NVMe 1.2 has also introduced the host memory buffer (HMB) feature. This allows NVMe SSDs to use a portion of the host system’s DRAM to replace the DRAM usually built into the SSD controller. The NVMe SSD can thus be smaller, significantly cheaper, and more energy efficient, while still achieving fast storage performance.

Besides mobile computing, edge computing is another area where storage capacity and performance are paramount. Covering autonomous vehicles, drones, routers and gateway devices which perform data processing, edge computing is a recognition that not everything can, or should, be done in the cloud. In a highly automated factory, an IoT gateway device may send production data to the cloud for big data analytics, but may also perform some basic analytics on that data which can provide real-time feedback to improve manufacturing efficiency. Waiting for the cloud in this case, may take too long for the processed data to in fact be useful. These gateway devices may not have the same level of performance requirements as enterprise servers, but latency and bandwidth are still extremely important for them so that real-time processing of data can be achieved – making NVMe is an obvious fit.

Figure 1: Intel’s 600p Series SSD module with NMVe interfaces

NVMe for Embedded Storage

The embedded storage market is large and diverse, with a range of needs from very low power consumption, to performance rivalling that of desktop or even server computers.
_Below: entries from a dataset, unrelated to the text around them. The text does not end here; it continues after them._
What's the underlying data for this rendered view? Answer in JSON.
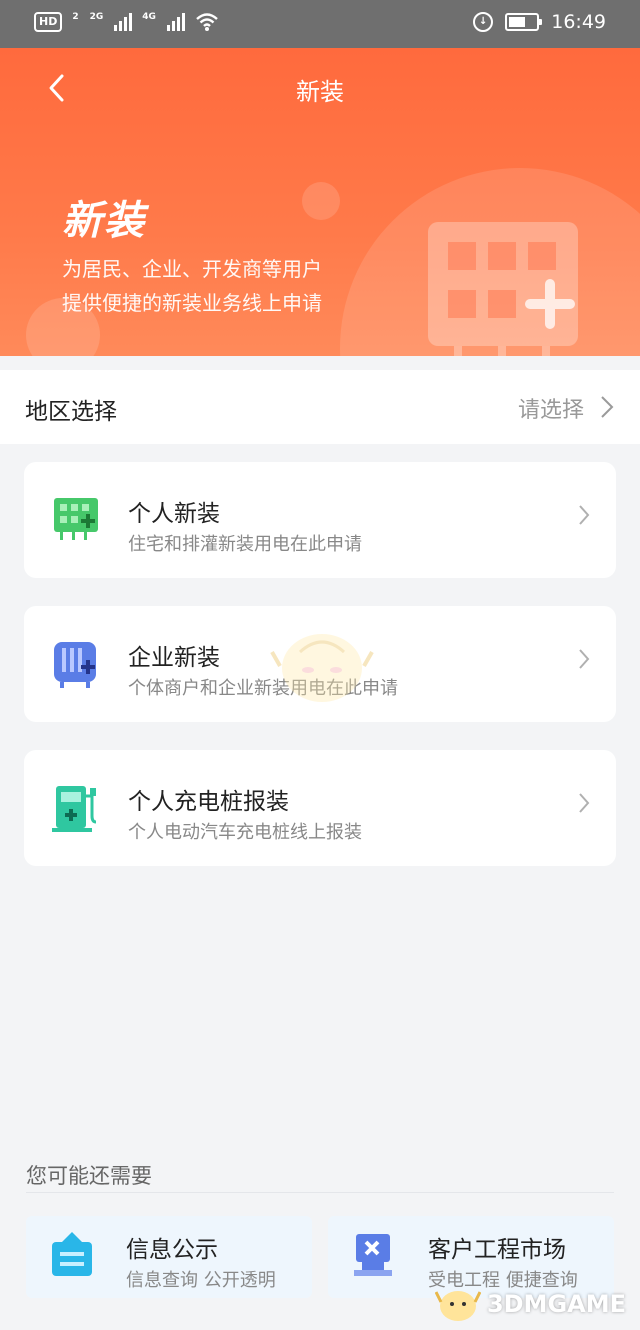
{
  "status_bar": {
    "hd_label": "HD",
    "sim_index": "2",
    "net_2g": "2G",
    "net_4g": "4G",
    "time": "16:49",
    "battery_percent": 60
  },
  "header": {
    "title": "新装"
  },
  "hero": {
    "heading": "新装",
    "desc_line1": "为居民、企业、开发商等用户",
    "desc_line2": "提供便捷的新装业务线上申请"
  },
  "region": {
    "label": "地区选择",
    "value": "请选择"
  },
  "services": [
    {
      "title": "个人新装",
      "subtitle": "住宅和排灌新装用电在此申请",
      "icon": "meter-icon"
    },
    {
      "title": "企业新装",
      "subtitle": "个体商户和企业新装用电在此申请",
      "icon": "building-icon"
    },
    {
      "title": "个人充电桩报装",
      "subtitle": "个人电动汽车充电桩线上报装",
      "icon": "charging-pile-icon"
    }
  ],
  "recommend": {
    "section_title": "您可能还需要",
    "items": [
      {
        "title": "信息公示",
        "subtitle": "信息查询 公开透明",
        "icon": "notice-board-icon"
      },
      {
        "title": "客户工程市场",
        "subtitle": "受电工程 便捷查询",
        "icon": "engineering-icon"
      }
    ]
  },
  "watermark": {
    "text": "3DMGAME"
  },
  "colors": {
    "brand": "#ff6a3d",
    "green": "#46c86a",
    "blue": "#5a7de6",
    "teal": "#2fc7a0",
    "cyan": "#29b6e8"
  }
}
While the focus of NVMe has been mostly on elevated input/output operations per second (IOPS) for data centres and suchlike, the efficiencies of this new protocol are making it an increasingly attractive choice for embedded storage applications.

For low power embedded devices, NVMe can be made to fit the smallest package formats. Its lightweight software stack and direct interface into the PCIe bus mean that it is fast, efficient and easy to implement. The ability to support PCIe low power states also helps it to keep power consumption to a minimum. While NVMe will probably never replace eMMC, its benefits make it a good candidate for applications where mSATA is currently being used.

Thanks to its PCIe Gen3 x4 NVMe interface resource the 600p Series 3D NAND SSD module from Intel is up to 17 times faster than a HDD and 3 times faster than conventional SATA-based SSDs. It is able to lower power consumption by more than 90% compared to a HDD and thus significantly extend the battery life supported. At the Flash Memory Summit 2017, held earlier this summer, Swissbit unveiled its N-10. This is an NVMe PCIe M.2 SSD module prototype with a 2 lane, 4 channel arrangement that is targeted directly at power and space constrained systems designs within the embedded space. It will be able to deliver double the performance of an SSD with SATA 6Gb/s interface capabilities, while also reducing power consumption significantly.